Studio album by the Preatures
- Released: 30 September 2014
- Length: 38:13
- Label: Mosy; Universal Music Australia;
- Producer: Jim Eno; Jack Moffitt;

The Preatures chronology
| Is This How You Feel? (2013) | Blue Planet Eyes (2014) | Girlhood (2017) |

Singles from Blue Planet Eyes
- "Two Tone Melody" Released: 1 January 2014; "Somebody's Talking" Released: 2014; "Cruel" Released: 2015;

= Blue Planet Eyes =

Blue Planet Eyes is the debut studio album by Australian rock band the Preatures, released on 30 September 2014 through Mosy Recordings and Universal Music Australia.
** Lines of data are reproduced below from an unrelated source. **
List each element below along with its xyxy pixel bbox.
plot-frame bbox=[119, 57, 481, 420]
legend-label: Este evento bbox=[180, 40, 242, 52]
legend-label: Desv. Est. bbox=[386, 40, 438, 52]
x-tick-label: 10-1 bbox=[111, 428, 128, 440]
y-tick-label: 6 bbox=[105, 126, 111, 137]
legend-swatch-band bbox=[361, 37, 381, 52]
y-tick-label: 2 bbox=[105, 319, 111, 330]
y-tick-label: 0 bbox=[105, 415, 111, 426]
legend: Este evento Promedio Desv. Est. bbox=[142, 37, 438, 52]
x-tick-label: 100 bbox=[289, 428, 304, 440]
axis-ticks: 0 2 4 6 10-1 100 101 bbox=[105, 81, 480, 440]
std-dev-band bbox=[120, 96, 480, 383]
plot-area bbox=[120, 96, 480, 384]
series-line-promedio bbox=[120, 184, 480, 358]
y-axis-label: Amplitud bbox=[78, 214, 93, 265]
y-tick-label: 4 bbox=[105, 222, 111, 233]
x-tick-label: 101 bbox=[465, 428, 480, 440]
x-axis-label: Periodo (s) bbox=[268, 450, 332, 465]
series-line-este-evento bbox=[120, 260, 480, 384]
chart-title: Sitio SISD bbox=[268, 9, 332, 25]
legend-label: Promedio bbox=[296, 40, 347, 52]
Blue Planet Eyes debuted and peaked at number 4 on the ARIA Albums Chart and was certified gold in 2018. The single version of the song "It Gets Better", retitled "Better Than It Ever Could Be", was featured in the online setlist for Guitar Hero Live in 2015.

The album includes their 2013 breakthrough single, "Is This How You Feel?".

Professional ratings
Review scores
| Source | Rating |
| AllMusic | Star |
| The Music | Star Half star |
| The Sydney Morning Herald | Star |

== Track listing ==

| No. | Title | Writer(s) | Length |
|---|---|---|---|
| 1. | "Blue Planet Eyes" | Isabella Manfredi; Jack Moffitt; | 3:04 |
| 2. | "Somebody's Talking" | Isabella Manfredi; Jack Moffitt; | 3:28 |
| 3. | "Is This How You Feel?" | Thomas Champion; Luke Davison; Manfredi; Moffitt; | 3:34 |
| 4. | "Ordinary" | Gideon Bensen; Champion; Davison; Manfredi; Moffitt; | 3:48 |
| 5. | "Two Tone Melody" | Isabella Manfredi; | 4:26 |
| 6. | "Rock and Roll Rave" | Bensen; Champion; Davison; Manfredi; Moffitt; | 3:50 |
| 7. | "Whatever You Want" | Manfredi; | 3:03 |
| 8. | "Cruel" | Bensen; Manfredi; Moffitt; | 2:58 |
| 9. | "It Gets Better" | Bensen; Champion; Davison; Manfredi; Moffitt; | 3:33 |
| 10. | "Business, Yeah" | Manfredi; | 2:53 |
| 11. | "Is This How You Feel?" (Classixx Remix) | Champion; Davison; Manfredi; Moffitt; | 3:36 |
| Total length: |  |  | 38:13 |

==Charts==
===Weekly charts===

| Chart (2014) | Peak position |
|---|---|
| Australian Albums (ARIA) | 4 |

===Year-end charts===

| Chart (2014) | Position |
|---|---|
| Australian Artist Albums (ARIA) | 48 |

==Certifications==

| Region | Certification | Certified units/sales |
| Australia (ARIA) | Gold | 35,000^{‡} |
^{‡} Sales+streaming figures based on certification alone.